Meselenin yakıcılığı, yürütülen kampanyalarda kullanılan dilin iktidarların işine yarayıp yaramadığı konusunda temkinli olmayı gerektirdiği kadar, konuya ilişkin tartışmaların da her bir ifadenin titizlikle ele alındığı bir düzlemde yapılmasını gerektiriyor. Aksi takdirde kampanyayı eleştireceğim derken, “çocuk evlilikler masumane” diyen Aile ve Sosyal Politikalar Bakanı’nın diline ortak oluveriyorsunuz.
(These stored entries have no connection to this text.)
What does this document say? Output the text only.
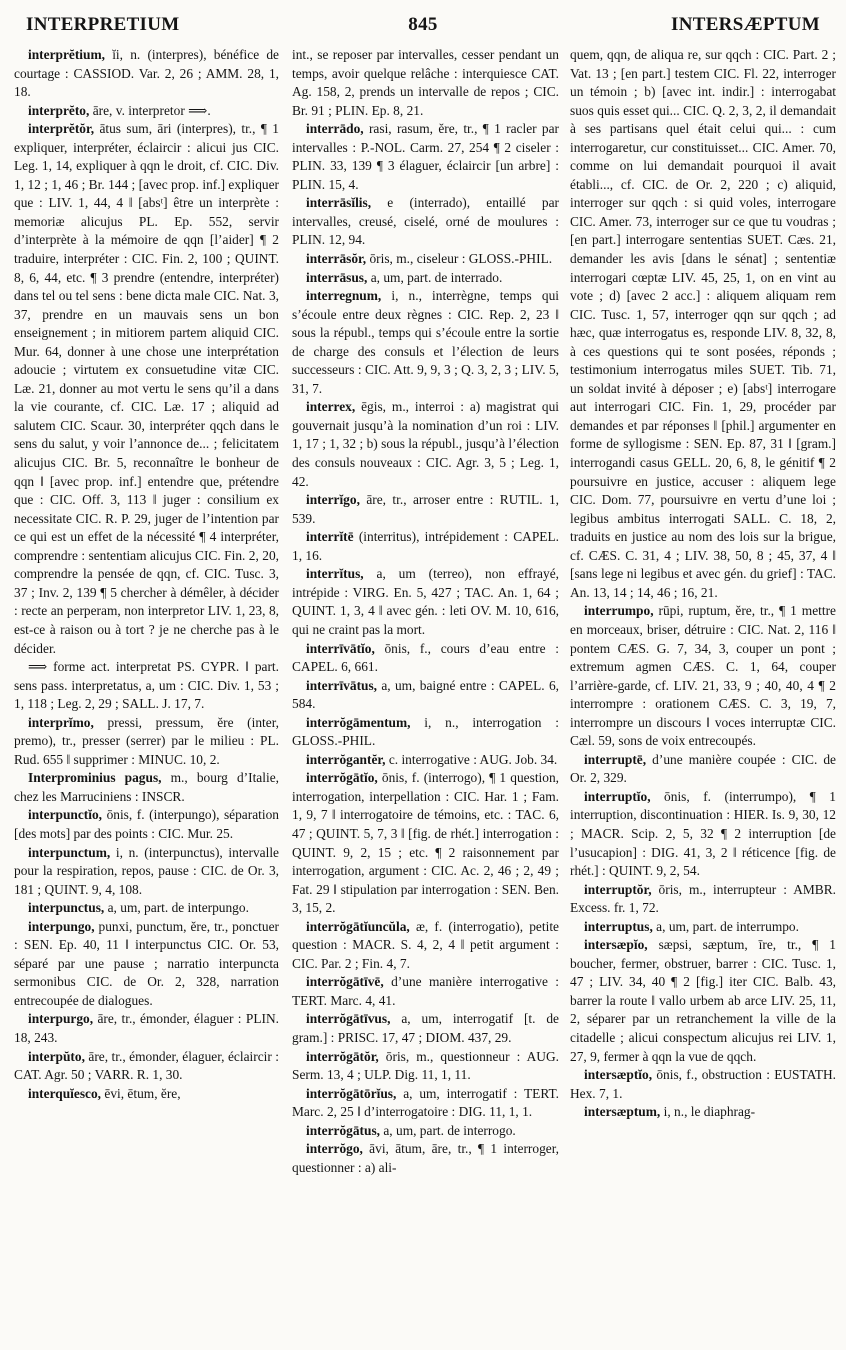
INTERPRETIUM	845	INTERSÆPTUM

interprĕtium, ĭi, n. (interpres), bénéfice de courtage : CASSIOD. Var. 2, 26 ; AMM. 28, 1, 18.

interprĕto, āre, v. interpretor ⟹.

interprĕtŏr, ātus sum, āri (interpres), tr., ¶ 1 expliquer, interpréter, éclaircir : alicui jus CIC. Leg. 1, 14, expliquer à qqn le droit, cf. CIC. Div. 1, 12 ; 1, 46 ; Br. 144 ; [avec prop. inf.] expliquer que : LIV. 1, 44, 4 ‖ [absᵗ] être un interprète : memoriæ alicujus PL. Ep. 552, servir d’interprète à la mémoire de qqn [l’aider] ¶ 2 traduire, interpréter : CIC. Fin. 2, 100 ; QUINT. 8, 6, 44, etc. ¶ 3 prendre (entendre, interpréter) dans tel ou tel sens : bene dicta male CIC. Nat. 3, 37, prendre en un mauvais sens un bon enseignement ; in mitiorem partem aliquid CIC. Mur. 64, donner à une chose une interprétation adoucie ; virtutem ex consuetudine vitæ CIC. Læ. 21, donner au mot vertu le sens qu’il a dans la vie courante, cf. CIC. Læ. 17 ; aliquid ad salutem CIC. Scaur. 30, interpréter qqch dans le sens du salut, y voir l’annonce de... ; felicitatem alicujus CIC. Br. 5, reconnaître le bonheur de qqn ‖ [avec prop. inf.] entendre que, prétendre que : CIC. Off. 3, 113 ‖ juger : consilium ex necessitate CIC. R. P. 29, juger de l’intention par ce qui est un effet de la nécessité ¶ 4 interpréter, comprendre : sententiam alicujus CIC. Fin. 2, 20, comprendre la pensée de qqn, cf. CIC. Tusc. 3, 37 ; Inv. 2, 139 ¶ 5 chercher à démêler, à décider : recte an perperam, non interpretor LIV. 1, 23, 8, est-ce à raison ou à tort ? je ne cherche pas à le décider.

⟹ forme act. interpretat PS. CYPR. ‖ part. sens pass. interpretatus, a, um : CIC. Div. 1, 53 ; 1, 118 ; Leg. 2, 29 ; SALL. J. 17, 7.

interprĭmo, pressi, pressum, ĕre (inter, premo), tr., presser (serrer) par le milieu : PL. Rud. 655 ‖ supprimer : MINUC. 10, 2.

Interprominius pagus, m., bourg d’Italie, chez les Marruciniens : INSCR.

interpunctĭo, ōnis, f. (interpungo), séparation [des mots] par des points : CIC. Mur. 25.

interpunctum, i, n. (interpunctus), intervalle pour la respiration, repos, pause : CIC. de Or. 3, 181 ; QUINT. 9, 4, 108.

interpunctus, a, um, part. de interpungo.

interpungo, punxi, punctum, ĕre, tr., ponctuer : SEN. Ep. 40, 11 ‖ interpunctus CIC. Or. 53, séparé par une pause ; narratio interpuncta sermonibus CIC. de Or. 2, 328, narration entrecoupée de dialogues.

interpurgo, āre, tr., émonder, élaguer : PLIN. 18, 243.

interpŭto, āre, tr., émonder, élaguer, éclaircir : CAT. Agr. 50 ; VARR. R. 1, 30.

interquĭesco, ēvi, ētum, ĕre,

int., se reposer par intervalles, cesser pendant un temps, avoir quelque relâche : interquiesce CAT. Ag. 158, 2, prends un intervalle de repos ; CIC. Br. 91 ; PLIN. Ep. 8, 21.

interrādo, rasi, rasum, ĕre, tr., ¶ 1 racler par intervalles : P.-NOL. Carm. 27, 254 ¶ 2 ciseler : PLIN. 33, 139 ¶ 3 élaguer, éclaircir [un arbre] : PLIN. 15, 4.

interrāsĭlis, e (interrado), entaillé par intervalles, creusé, ciselé, orné de moulures : PLIN. 12, 94.

interrāsŏr, ōris, m., ciseleur : GLOSS.-PHIL.

interrāsus, a, um, part. de interrado.

interregnum, i, n., interrègne, temps qui s’écoule entre deux règnes : CIC. Rep. 2, 23 ‖ sous la républ., temps qui s’écoule entre la sortie de charge des consuls et l’élection de leurs successeurs : CIC. Att. 9, 9, 3 ; Q. 3, 2, 3 ; LIV. 5, 31, 7.

interrex, ēgis, m., interroi : a) magistrat qui gouvernait jusqu’à la nomination d’un roi : LIV. 1, 17 ; 1, 32 ; b) sous la républ., jusqu’à l’élection des consuls nouveaux : CIC. Agr. 3, 5 ; Leg. 1, 42.

interrĭgo, āre, tr., arroser entre : RUTIL. 1, 539.

interrĭtē (interritus), intrépidement : CAPEL. 1, 16.

interrĭtus, a, um (terreo), non effrayé, intrépide : VIRG. En. 5, 427 ; TAC. An. 1, 64 ; QUINT. 1, 3, 4 ‖ avec gén. : leti OV. M. 10, 616, qui ne craint pas la mort.

interrīvātĭo, ōnis, f., cours d’eau entre : CAPEL. 6, 661.

interrīvātus, a, um, baigné entre : CAPEL. 6, 584.

interrŏgāmentum, i, n., interrogation : GLOSS.-PHIL.

interrŏgantĕr, c. interrogative : AUG. Job. 34.

interrŏgātĭo, ōnis, f. (interrogo), ¶ 1 question, interrogation, interpellation : CIC. Har. 1 ; Fam. 1, 9, 7 ‖ interrogatoire de témoins, etc. : TAC. 6, 47 ; QUINT. 5, 7, 3 ‖ [fig. de rhét.] interrogation : QUINT. 9, 2, 15 ; etc. ¶ 2 raisonnement par interrogation, argument : CIC. Ac. 2, 46 ; 2, 49 ; Fat. 29 ‖ stipulation par interrogation : SEN. Ben. 3, 15, 2.

interrŏgātĭuncŭla, æ, f. (interrogatio), petite question : MACR. S. 4, 2, 4 ‖ petit argument : CIC. Par. 2 ; Fin. 4, 7.

interrŏgātīvē, d’une manière interrogative : TERT. Marc. 4, 41.

interrŏgātīvus, a, um, interrogatif [t. de gram.] : PRISC. 17, 47 ; DIOM. 437, 29.

interrŏgātŏr, ōris, m., questionneur : AUG. Serm. 13, 4 ; ULP. Dig. 11, 1, 11.

interrŏgātōrĭus, a, um, interrogatif : TERT. Marc. 2, 25 ‖ d’interrogatoire : DIG. 11, 1, 1.

interrŏgātus, a, um, part. de interrogo.

interrŏgo, āvi, ātum, āre, tr., ¶ 1 interroger, questionner : a) ali-

quem, qqn, de aliqua re, sur qqch : CIC. Part. 2 ; Vat. 13 ; [en part.] testem CIC. Fl. 22, interroger un témoin ; b) [avec int. indir.] : interrogabat suos quis esset qui... CIC. Q. 2, 3, 2, il demandait à ses partisans quel était celui qui... : cum interrogaretur, cur constituisset... CIC. Amer. 70, comme on lui demandait pourquoi il avait établi..., cf. CIC. de Or. 2, 220 ; c) aliquid, interroger sur qqch : si quid voles, interrogare CIC. Amer. 73, interroger sur ce que tu voudras ; [en part.] interrogare sententias SUET. Cæs. 21, demander les avis [dans le sénat] ; sententiæ interrogari cœptæ LIV. 45, 25, 1, on en vint au vote ; d) [avec 2 acc.] : aliquem aliquam rem CIC. Tusc. 1, 57, interroger qqn sur qqch ; ad hæc, quæ interrogatus es, responde LIV. 8, 32, 8, à ces questions qui te sont posées, réponds ; testimonium interrogatus miles SUET. Tib. 71, un soldat invité à déposer ; e) [absᵗ] interrogare aut interrogari CIC. Fin. 1, 29, procéder par demandes et par réponses ‖ [phil.] argumenter en forme de syllogisme : SEN. Ep. 87, 31 ‖ [gram.] interrogandi casus GELL. 20, 6, 8, le génitif ¶ 2 poursuivre en justice, accuser : aliquem lege CIC. Dom. 77, poursuivre en vertu d’une loi ; legibus ambitus interrogati SALL. C. 18, 2, traduits en justice au nom des lois sur la brigue, cf. CÆS. C. 31, 4 ; LIV. 38, 50, 8 ; 45, 37, 4 ‖ [sans lege ni legibus et avec gén. du grief] : TAC. An. 13, 14 ; 14, 46 ; 16, 21.

interrumpo, rūpi, ruptum, ĕre, tr., ¶ 1 mettre en morceaux, briser, détruire : CIC. Nat. 2, 116 ‖ pontem CÆS. G. 7, 34, 3, couper un pont ; extremum agmen CÆS. C. 1, 64, couper l’arrière-garde, cf. LIV. 21, 33, 9 ; 40, 40, 4 ¶ 2 interrompre : orationem CÆS. C. 3, 19, 7, interrompre un discours ‖ voces interruptæ CIC. Cæl. 59, sons de voix entrecoupés.

interruptē, d’une manière coupée : CIC. de Or. 2, 329.

interruptĭo, ōnis, f. (interrumpo), ¶ 1 interruption, discontinuation : HIER. Is. 9, 30, 12 ; MACR. Scip. 2, 5, 32 ¶ 2 interruption [de l’usucapion] : DIG. 41, 3, 2 ‖ réticence [fig. de rhét.] : QUINT. 9, 2, 54.

interruptŏr, ōris, m., interrupteur : AMBR. Excess. fr. 1, 72.

interruptus, a, um, part. de interrumpo.

intersæpĭo, sæpsi, sæptum, īre, tr., ¶ 1 boucher, fermer, obstruer, barrer : CIC. Tusc. 1, 47 ; LIV. 34, 40 ¶ 2 [fig.] iter CIC. Balb. 43, barrer la route ‖ vallo urbem ab arce LIV. 25, 11, 2, séparer par un retranchement la ville de la citadelle ; alicui conspectum alicujus rei LIV. 1, 27, 9, fermer à qqn la vue de qqch.

intersæptĭo, ōnis, f., obstruction : EUSTATH. Hex. 7, 1.

intersæptum, i, n., le diaphrag-
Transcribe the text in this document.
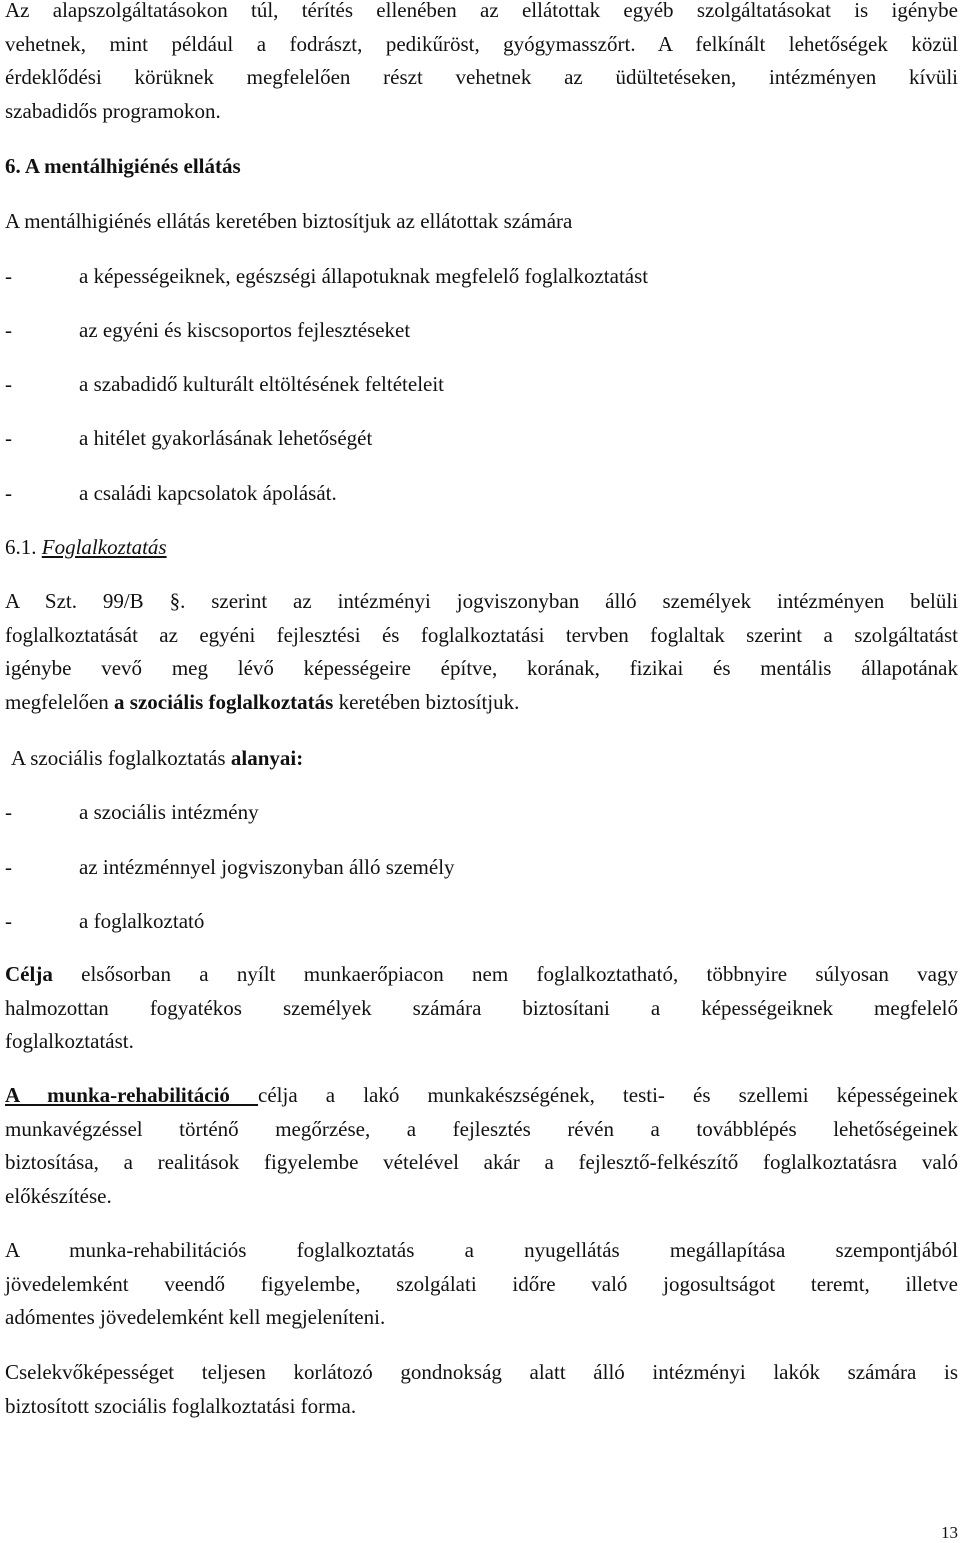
Az alapszolgáltatásokon túl, térítés ellenében az ellátottak egyéb szolgáltatásokat is igénybe
vehetnek, mint például a fodrászt, pedikűröst, gyógymasszőrt. A felkínált lehetőségek közül
érdeklődési körüknek megfelelően részt vehetnek az üdültetéseken, intézményen kívüli
szabadidős programokon.
6. A mentálhigiénés ellátás
A mentálhigiénés ellátás keretében biztosítjuk az ellátottak számára
-	a képességeiknek, egészségi állapotuknak megfelelő foglalkoztatást
-	az egyéni és kiscsoportos fejlesztéseket
-	a szabadidő kulturált eltöltésének feltételeit
-	a hitélet gyakorlásának lehetőségét
-	a családi kapcsolatok ápolását.
6.1. Foglalkoztatás
A Szt. 99/B §. szerint az intézményi jogviszonyban álló személyek intézményen belüli
foglalkoztatását az egyéni fejlesztési és foglalkoztatási tervben foglaltak szerint a szolgáltatást
igénybe vevő meg lévő képességeire építve, korának, fizikai és mentális állapotának
megfelelően a szociális foglalkoztatás keretében biztosítjuk.
A szociális foglalkoztatás alanyai:
-	a szociális intézmény
-	az intézménnyel jogviszonyban álló személy
-	a foglalkoztató
Célja elsősorban a nyílt munkaerőpiacon nem foglalkoztatható, többnyire súlyosan vagy
halmozottan fogyatékos személyek számára biztosítani a képességeiknek megfelelő
foglalkoztatást.
A munka-rehabilitáció célja a lakó munkakészségének, testi- és szellemi képességeinek
munkavégzéssel történő megőrzése, a fejlesztés révén a továbblépés lehetőségeinek
biztosítása, a realitások figyelembe vételével akár a fejlesztő-felkészítő foglalkoztatásra való
előkészítése.
A munka-rehabilitációs foglalkoztatás a nyugellátás megállapítása szempontjából
jövedelemként veendő figyelembe, szolgálati időre való jogosultságot teremt, illetve
adómentes jövedelemként kell megjeleníteni.
Cselekvőképességet teljesen korlátozó gondnokság alatt álló intézményi lakók számára is
biztosított szociális foglalkoztatási forma.
13
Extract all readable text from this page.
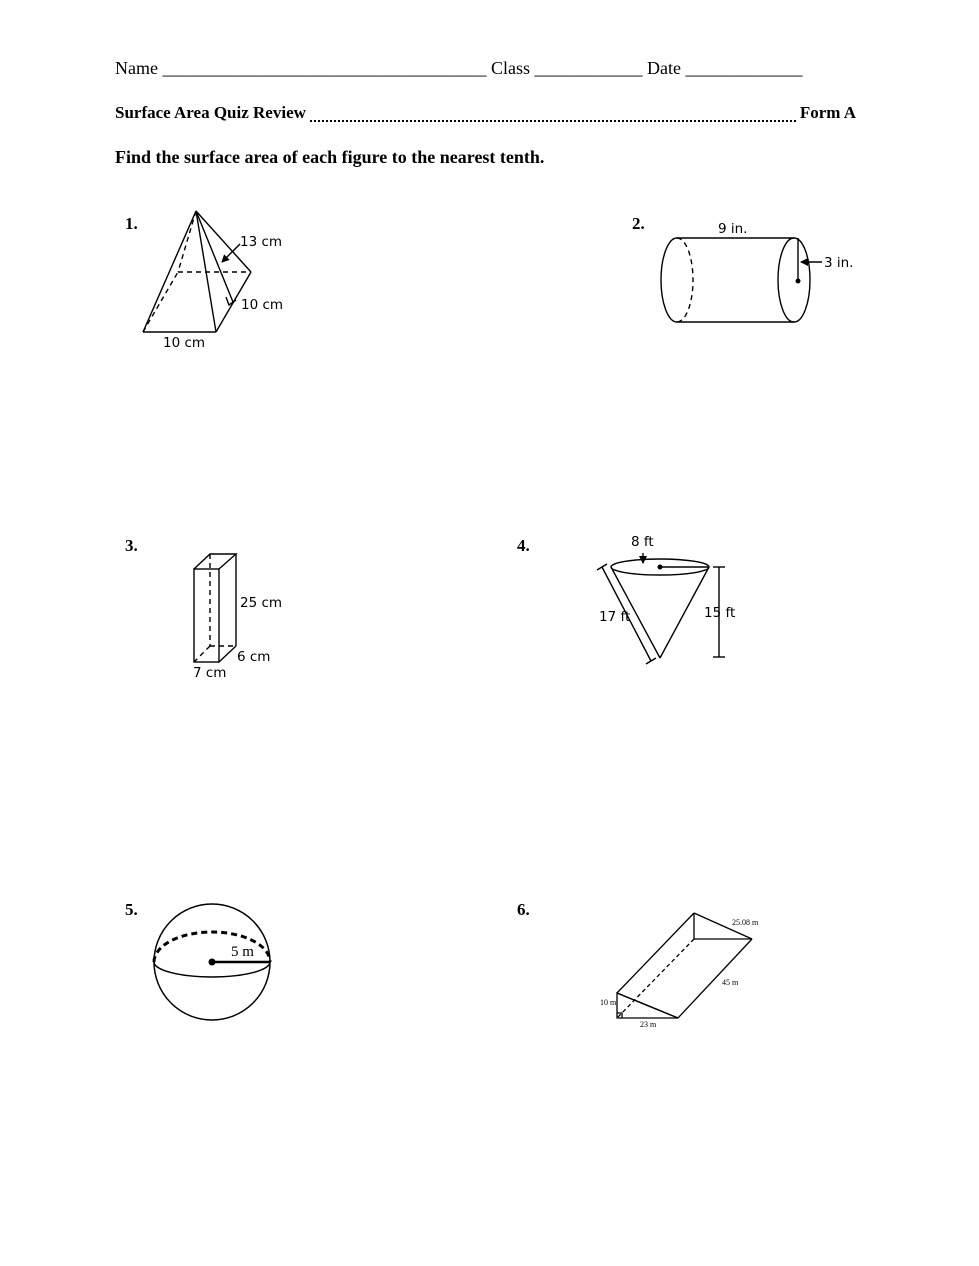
Name ____________________________________ Class ____________ Date _____________
Surface Area Quiz Review	Form A
Find the surface area of each figure to the nearest tenth.
1.	2.
3.	4.
5.	6.
13 cm
10 cm
10 cm
9 in.
3 in.
25 cm
6 cm
7 cm
8 ft
17 ft	15 ft
5 m
25.08 m
45 m
10 m
23 m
Kısaca söylemek gerekirse, kız çocuklarının evlendirilmesinden kadın cinayetlerine bu mesele; aileden devlete sistemli bir biçimde örgütlenmiş değerlerin beslediği toplumsal bir arızadır. Bu arızayı tek tek bireylerin sapkınlığına indirgemek, niyet bu olmasa da, bütünün görmezden gelinmesine fayda sağlar. Toplumsal olgular münferitleşir, münferit bozukluklar tedavi edilir, tümden bir çözümün olanaksızlığına inanç beslenir ve kurgu devam eder.
Kaynaklar
American Psychiatric Association (APA). (2000). DSM-IV tanı ölçütleri başvuru elkitabı. Yeniden gözden geçirilmiş baskı.(DSM-IV-TR). Washington D.C: APA.
Prilleltensky, I. (1994). The morals and politics of psychology: Psychological discourse and the status quo. Albany, NY: New York University Press.